“Mi esposo me dijo que sin él no tendría techo. Hoy alquilo la casa donde vive con su nueva esposa.”
Recuerdo perfectamente el día que Rodrigo me lo dijo. Estábamos en la cocina de nuestra casa—bueno, *su* casa, según él—y yo había mencionado algo sobre pintar la sala de otro color.
—¿Pintar? —se rio, con esa risa que había empezado a sonar más como un ladrido—. Ay, mi amor, ¿te olvidas de que esta casa es mía? Sin mí, no tendrías ni techo sobre tu cabeza.
Me quedé helada con la taza de café a medio camino hacia mis labios.
—¿Perdón?
—Lo que oíste. —Se acomodó el cinturón con ese gesto que hacía cuando quería parecer importante—. Yo pago la hipoteca. Yo compré esta casa. Si mañana te vas, ¿dónde vas a vivir? ¿Con tu mamá?
Algo se rompió dentro de mí ese día. No fue dramático, no hubo gritos. Fue más bien como cuando se cae un plato al piso y queda tan pulverizado que ni vale la pena recoger los pedazos.
—Tienes razón —le dije, y vi cómo se sorprendía de que no discutiera—. Sin ti, no tendría este techo.
Lo que Rodrigo no sabía era que yo había estado trabajando en silencio todos esos años. Mientras él presumía de ser el proveedor, yo había ahorrado cada peso que ganaba con mis traducciones freelance.

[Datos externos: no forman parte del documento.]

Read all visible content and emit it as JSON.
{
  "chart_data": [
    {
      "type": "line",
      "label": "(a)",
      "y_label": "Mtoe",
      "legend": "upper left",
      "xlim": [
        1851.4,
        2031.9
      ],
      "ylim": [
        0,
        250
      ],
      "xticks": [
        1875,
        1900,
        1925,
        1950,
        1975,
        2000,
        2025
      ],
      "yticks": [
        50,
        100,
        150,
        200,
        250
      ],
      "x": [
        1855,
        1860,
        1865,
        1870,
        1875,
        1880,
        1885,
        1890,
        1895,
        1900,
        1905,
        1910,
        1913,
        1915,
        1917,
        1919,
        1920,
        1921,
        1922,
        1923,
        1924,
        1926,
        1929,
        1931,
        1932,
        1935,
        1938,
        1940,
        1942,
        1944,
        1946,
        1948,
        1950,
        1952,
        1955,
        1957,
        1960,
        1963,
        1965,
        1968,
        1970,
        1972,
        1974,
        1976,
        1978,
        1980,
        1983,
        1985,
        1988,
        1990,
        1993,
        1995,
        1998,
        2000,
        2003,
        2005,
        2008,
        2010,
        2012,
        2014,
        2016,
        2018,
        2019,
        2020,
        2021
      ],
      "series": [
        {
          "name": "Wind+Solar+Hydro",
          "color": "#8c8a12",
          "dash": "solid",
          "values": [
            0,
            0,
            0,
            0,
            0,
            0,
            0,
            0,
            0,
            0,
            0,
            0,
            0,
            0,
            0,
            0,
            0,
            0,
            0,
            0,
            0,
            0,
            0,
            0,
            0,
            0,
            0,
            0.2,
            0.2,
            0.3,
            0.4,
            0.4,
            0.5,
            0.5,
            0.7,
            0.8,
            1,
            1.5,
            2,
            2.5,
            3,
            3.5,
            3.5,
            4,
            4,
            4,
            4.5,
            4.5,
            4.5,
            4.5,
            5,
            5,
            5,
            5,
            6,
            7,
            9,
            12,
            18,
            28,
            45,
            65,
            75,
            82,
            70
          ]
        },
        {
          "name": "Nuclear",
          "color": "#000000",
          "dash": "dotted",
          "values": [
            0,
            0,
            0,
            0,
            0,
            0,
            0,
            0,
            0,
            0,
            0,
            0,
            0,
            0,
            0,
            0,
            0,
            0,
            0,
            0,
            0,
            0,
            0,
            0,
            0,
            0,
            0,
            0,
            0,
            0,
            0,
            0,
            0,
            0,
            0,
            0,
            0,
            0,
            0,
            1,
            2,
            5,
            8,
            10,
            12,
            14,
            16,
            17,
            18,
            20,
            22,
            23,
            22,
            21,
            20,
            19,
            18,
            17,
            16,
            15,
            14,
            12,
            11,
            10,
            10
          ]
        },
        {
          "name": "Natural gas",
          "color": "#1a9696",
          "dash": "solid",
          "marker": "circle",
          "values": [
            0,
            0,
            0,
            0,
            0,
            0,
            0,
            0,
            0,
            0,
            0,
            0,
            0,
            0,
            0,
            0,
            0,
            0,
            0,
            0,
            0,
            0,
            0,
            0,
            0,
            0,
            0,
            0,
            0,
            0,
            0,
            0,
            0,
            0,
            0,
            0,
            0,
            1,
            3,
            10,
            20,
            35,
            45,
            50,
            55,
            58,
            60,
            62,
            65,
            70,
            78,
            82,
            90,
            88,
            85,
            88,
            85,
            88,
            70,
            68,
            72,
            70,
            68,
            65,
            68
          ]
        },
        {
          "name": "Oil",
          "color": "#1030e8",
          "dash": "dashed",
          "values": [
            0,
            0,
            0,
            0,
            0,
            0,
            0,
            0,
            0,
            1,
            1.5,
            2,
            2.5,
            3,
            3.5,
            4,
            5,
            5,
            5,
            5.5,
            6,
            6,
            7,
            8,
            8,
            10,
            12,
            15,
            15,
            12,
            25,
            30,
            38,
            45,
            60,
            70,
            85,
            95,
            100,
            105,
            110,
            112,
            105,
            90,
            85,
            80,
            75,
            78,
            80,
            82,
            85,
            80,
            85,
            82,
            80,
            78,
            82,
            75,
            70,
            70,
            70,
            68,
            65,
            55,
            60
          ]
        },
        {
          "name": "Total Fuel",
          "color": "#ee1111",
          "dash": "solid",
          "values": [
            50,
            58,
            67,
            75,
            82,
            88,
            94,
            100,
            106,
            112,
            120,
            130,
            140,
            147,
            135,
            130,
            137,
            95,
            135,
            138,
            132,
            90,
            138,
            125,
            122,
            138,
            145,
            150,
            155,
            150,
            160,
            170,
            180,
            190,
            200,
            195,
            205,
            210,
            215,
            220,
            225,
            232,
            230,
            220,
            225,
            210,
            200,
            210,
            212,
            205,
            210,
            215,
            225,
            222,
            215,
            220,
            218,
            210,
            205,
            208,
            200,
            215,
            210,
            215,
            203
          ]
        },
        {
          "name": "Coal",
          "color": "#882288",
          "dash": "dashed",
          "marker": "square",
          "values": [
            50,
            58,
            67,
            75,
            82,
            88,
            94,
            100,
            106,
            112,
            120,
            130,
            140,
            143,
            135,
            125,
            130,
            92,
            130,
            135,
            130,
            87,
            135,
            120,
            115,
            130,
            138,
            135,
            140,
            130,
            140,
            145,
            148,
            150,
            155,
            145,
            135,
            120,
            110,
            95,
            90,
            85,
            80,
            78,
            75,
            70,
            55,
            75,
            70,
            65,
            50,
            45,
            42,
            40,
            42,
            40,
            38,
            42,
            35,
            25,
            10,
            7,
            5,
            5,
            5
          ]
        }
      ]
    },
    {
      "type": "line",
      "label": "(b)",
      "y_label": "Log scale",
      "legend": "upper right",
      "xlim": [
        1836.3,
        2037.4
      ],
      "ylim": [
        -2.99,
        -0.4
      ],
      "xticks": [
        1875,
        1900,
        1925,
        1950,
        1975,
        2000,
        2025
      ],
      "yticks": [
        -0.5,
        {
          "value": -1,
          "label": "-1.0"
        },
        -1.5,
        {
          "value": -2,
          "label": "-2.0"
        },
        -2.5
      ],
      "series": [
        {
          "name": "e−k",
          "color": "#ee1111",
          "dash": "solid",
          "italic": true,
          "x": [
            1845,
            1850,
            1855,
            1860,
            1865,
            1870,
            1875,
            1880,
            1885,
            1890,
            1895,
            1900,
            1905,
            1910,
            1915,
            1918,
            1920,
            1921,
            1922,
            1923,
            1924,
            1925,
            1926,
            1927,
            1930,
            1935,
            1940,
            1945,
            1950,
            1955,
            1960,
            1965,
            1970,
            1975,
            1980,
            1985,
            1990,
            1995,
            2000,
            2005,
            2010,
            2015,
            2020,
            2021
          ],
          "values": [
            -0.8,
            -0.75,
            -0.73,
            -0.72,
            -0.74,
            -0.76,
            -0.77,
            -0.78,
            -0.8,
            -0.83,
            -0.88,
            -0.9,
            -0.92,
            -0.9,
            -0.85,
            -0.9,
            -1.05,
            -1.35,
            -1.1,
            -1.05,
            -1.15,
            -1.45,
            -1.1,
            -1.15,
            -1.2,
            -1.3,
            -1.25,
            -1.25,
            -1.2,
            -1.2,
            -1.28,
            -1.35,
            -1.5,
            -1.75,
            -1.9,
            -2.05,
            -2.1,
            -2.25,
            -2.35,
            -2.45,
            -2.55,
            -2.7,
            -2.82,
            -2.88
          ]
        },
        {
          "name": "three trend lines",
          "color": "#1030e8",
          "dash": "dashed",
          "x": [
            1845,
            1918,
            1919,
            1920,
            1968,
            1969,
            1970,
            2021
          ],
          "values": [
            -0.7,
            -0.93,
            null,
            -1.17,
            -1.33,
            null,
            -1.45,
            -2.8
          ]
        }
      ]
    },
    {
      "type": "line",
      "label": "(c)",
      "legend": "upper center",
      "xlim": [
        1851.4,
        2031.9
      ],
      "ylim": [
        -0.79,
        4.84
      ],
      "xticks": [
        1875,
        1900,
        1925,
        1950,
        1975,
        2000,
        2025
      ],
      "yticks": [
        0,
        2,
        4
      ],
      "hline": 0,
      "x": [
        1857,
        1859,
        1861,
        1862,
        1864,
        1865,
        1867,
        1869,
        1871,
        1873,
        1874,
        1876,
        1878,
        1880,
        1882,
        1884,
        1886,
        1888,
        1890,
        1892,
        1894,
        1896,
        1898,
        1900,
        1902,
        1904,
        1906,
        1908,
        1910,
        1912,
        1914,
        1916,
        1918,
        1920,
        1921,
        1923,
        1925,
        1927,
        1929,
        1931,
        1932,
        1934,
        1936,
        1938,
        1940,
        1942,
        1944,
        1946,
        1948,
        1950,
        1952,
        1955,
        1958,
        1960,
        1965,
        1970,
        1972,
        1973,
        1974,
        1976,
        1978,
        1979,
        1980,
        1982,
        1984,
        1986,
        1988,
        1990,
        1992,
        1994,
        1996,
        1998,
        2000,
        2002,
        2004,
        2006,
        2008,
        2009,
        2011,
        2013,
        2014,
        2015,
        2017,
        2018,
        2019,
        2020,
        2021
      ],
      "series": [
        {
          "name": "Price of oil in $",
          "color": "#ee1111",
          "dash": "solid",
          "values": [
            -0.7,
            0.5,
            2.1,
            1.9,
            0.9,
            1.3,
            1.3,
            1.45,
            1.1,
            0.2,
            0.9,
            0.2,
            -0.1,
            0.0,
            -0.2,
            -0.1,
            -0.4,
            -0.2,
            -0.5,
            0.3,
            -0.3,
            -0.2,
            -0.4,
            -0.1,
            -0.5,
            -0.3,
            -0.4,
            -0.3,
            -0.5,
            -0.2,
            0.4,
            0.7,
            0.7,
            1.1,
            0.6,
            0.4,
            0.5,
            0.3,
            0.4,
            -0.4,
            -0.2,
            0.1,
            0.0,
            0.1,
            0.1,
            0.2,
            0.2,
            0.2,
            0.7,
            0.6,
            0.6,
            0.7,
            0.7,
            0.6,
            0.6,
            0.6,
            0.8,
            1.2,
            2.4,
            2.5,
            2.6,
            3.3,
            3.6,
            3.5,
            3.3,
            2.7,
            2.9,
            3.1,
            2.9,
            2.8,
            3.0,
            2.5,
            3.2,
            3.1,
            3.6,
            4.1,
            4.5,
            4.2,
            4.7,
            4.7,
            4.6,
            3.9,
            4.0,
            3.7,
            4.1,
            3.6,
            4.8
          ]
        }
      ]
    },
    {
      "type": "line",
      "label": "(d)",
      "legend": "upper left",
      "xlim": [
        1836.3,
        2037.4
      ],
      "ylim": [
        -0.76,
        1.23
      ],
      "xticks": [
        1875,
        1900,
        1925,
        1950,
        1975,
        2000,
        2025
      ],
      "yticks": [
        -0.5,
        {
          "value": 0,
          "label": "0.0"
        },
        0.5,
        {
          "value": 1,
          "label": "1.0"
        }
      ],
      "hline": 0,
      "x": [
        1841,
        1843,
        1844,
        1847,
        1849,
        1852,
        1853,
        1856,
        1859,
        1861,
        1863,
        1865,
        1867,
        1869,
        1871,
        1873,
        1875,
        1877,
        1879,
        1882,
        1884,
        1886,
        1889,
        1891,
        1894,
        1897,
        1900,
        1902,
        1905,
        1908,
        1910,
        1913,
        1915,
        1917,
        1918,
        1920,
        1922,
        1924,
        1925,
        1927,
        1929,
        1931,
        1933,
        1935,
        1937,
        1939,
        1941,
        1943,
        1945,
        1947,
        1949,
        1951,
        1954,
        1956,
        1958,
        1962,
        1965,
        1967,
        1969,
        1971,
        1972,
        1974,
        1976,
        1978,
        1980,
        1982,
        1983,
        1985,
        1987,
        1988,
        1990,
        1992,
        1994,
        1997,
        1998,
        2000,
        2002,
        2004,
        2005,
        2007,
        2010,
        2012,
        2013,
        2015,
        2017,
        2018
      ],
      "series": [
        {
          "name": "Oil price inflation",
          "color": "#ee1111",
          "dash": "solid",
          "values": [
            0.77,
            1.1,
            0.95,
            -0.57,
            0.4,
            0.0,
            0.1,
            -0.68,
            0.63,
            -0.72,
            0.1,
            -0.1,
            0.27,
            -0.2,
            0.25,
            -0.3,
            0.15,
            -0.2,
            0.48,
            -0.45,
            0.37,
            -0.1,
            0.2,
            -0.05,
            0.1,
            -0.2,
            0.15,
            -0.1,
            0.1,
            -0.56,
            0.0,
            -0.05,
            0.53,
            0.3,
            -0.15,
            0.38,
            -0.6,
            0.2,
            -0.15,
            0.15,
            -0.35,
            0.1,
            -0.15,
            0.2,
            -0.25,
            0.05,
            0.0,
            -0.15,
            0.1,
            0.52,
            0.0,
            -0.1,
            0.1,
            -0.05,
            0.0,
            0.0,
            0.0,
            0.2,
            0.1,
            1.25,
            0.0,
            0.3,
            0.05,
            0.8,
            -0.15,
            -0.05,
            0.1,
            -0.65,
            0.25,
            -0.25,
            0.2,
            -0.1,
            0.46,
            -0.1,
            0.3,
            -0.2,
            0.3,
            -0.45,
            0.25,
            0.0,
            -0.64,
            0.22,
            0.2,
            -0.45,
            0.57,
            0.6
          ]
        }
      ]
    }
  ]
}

Cada. Maldito. Peso.
Seis meses después, cuando me dejó por Vanessa—su “verdadero amor”, una influencer de veintiséis años con más filtros que personalidad—, Rodrigo estaba convencido de que me había dejado en la ruina.
—Espero que encuentres dónde quedarte —me dijo mientras empacaba sus cosas, con una sonrisa que pretendía ser compasiva pero solo era cruel—. Sé que esto es duro para ti.
—Estaré bien —respondí.
Y vaya que estuve bien.
Resulta que con mis ahorros y un préstamo que mi hermano me ayudó a conseguir, compré un dúplex en una zona que estaba empezando a ponerse de moda. No era enorme, pero era *mío*. Todo a mi nombre.

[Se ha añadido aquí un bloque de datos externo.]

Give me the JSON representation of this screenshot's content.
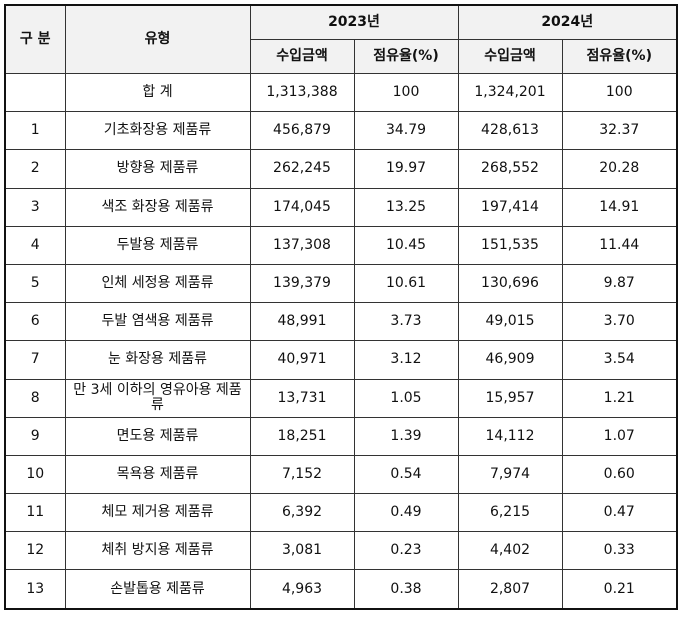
{
  "headers": {
    "category": "구 분",
    "type": "유형",
    "year1": "2023년",
    "year2": "2024년",
    "amount": "수입금액",
    "share": "점유율(%)"
  },
  "rows": [
    {
      "no": "",
      "type": "합 계",
      "a1": "1,313,388",
      "s1": "100",
      "a2": "1,324,201",
      "s2": "100"
    },
    {
      "no": "1",
      "type": "기초화장용 제품류",
      "a1": "456,879",
      "s1": "34.79",
      "a2": "428,613",
      "s2": "32.37"
    },
    {
      "no": "2",
      "type": "방향용 제품류",
      "a1": "262,245",
      "s1": "19.97",
      "a2": "268,552",
      "s2": "20.28"
    },
    {
      "no": "3",
      "type": "색조 화장용 제품류",
      "a1": "174,045",
      "s1": "13.25",
      "a2": "197,414",
      "s2": "14.91"
    },
    {
      "no": "4",
      "type": "두발용 제품류",
      "a1": "137,308",
      "s1": "10.45",
      "a2": "151,535",
      "s2": "11.44"
    },
    {
      "no": "5",
      "type": "인체 세정용 제품류",
      "a1": "139,379",
      "s1": "10.61",
      "a2": "130,696",
      "s2": "9.87"
    },
    {
      "no": "6",
      "type": "두발 염색용 제품류",
      "a1": "48,991",
      "s1": "3.73",
      "a2": "49,015",
      "s2": "3.70"
    },
    {
      "no": "7",
      "type": "눈 화장용 제품류",
      "a1": "40,971",
      "s1": "3.12",
      "a2": "46,909",
      "s2": "3.54"
    },
    {
      "no": "8",
      "type": "만 3세 이하의 영유아용 제품류",
      "a1": "13,731",
      "s1": "1.05",
      "a2": "15,957",
      "s2": "1.21"
    },
    {
      "no": "9",
      "type": "면도용 제품류",
      "a1": "18,251",
      "s1": "1.39",
      "a2": "14,112",
      "s2": "1.07"
    },
    {
      "no": "10",
      "type": "목욕용 제품류",
      "a1": "7,152",
      "s1": "0.54",
      "a2": "7,974",
      "s2": "0.60"
    },
    {
      "no": "11",
      "type": "체모 제거용 제품류",
      "a1": "6,392",
      "s1": "0.49",
      "a2": "6,215",
      "s2": "0.47"
    },
    {
      "no": "12",
      "type": "체취 방지용 제품류",
      "a1": "3,081",
      "s1": "0.23",
      "a2": "4,402",
      "s2": "0.33"
    },
    {
      "no": "13",
      "type": "손발톱용 제품류",
      "a1": "4,963",
      "s1": "0.38",
      "a2": "2,807",
      "s2": "0.21"
    }
  ]
}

Lo dividí en dos departamentos y puse uno en alquiler.
El primer prospecto que llegó fue una pareja joven. Él, alto y con ese aire de galán venido a menos. Ella, rubia de Instagram, con uñas postizas que no dejaba de admirar mientras miraba las ventanas.
—¿Rodrigo? —dije cuando abrí la puerta, fingiendo sorpresa.
Mi ex se puso pálido.
—¿Mar… Mariana? ¿Qué haces aquí?
—Vivo arriba. Esta es mi propiedad. —Sonreí—. ¿Vienen a ver el departamento en alquiler?
Vanessa me miró de arriba abajo con desdén.
—¿*Tu* propiedad? Rodri, dijiste que ella no tenía nada.
—Yo… bueno… —Rodrigo tartamudeaba como adolescente nervioso.
—Las cosas cambian —dije, encogiéndome de hombros—. ¿Quieren ver la cocina? Es más grande que la de la casa donde vivíamos nosotros, Rodri. Y el baño tiene una tina de hidromasaje increíble.
Durante todo el recorrido, Rodrigo no pudo mirarme a los ojos. Vanessa, en cambio, no dejaba de hacer preguntas sobre los closets y si podía pintar las paredes de rosa millennial.
Al final del tour, nos sentamos en la pequeña sala.
—Es perfecto —dijo Vanessa, tomando la mano de Rodrigo—. Amor, deberíamos quedarnos. Está cerca de tu trabajo y el precio es razonable.
Rodrigo me miró con una mezcla de humillación y súplica.
—¿Hay… otros interesados?
—Un par —mentí—. Pero ustedes fueron los primeros en verlo. Puedo darles hasta mañana para decidir.
Esa noche recibí un mensaje de Rodrigo: *”Por favor, no hagas esto.”*
Le respondí: *”¿Hacer qué? ¿Alquilarte un departamento? Es solo negocios, Rodri. Nada personal.”*
Firmaron el contrato dos días después.
Ahora, cada vez que subo las escaleras hacia mi departamento, escucho la vida que transcurre abajo. Las discusiones de Vanessa sobre sus likes en Instagram. Las quejas de Rodrigo sobre el trabajo. El crujido de los muebles baratos que pudieron comprar.
Y cada primero de mes, cuando Rodrigo deposita el alquiler en mi cuenta, me sirvo una copa de vino y brindo sola en mi cocina—*mi* cocina.
—Por los techos —susurro, sonriendo.
Porque resulta que sin él, no solo tengo techo. Tengo dos. Y uno se lo alquilo a él.
La vida tiene un sentido del humor exquisito.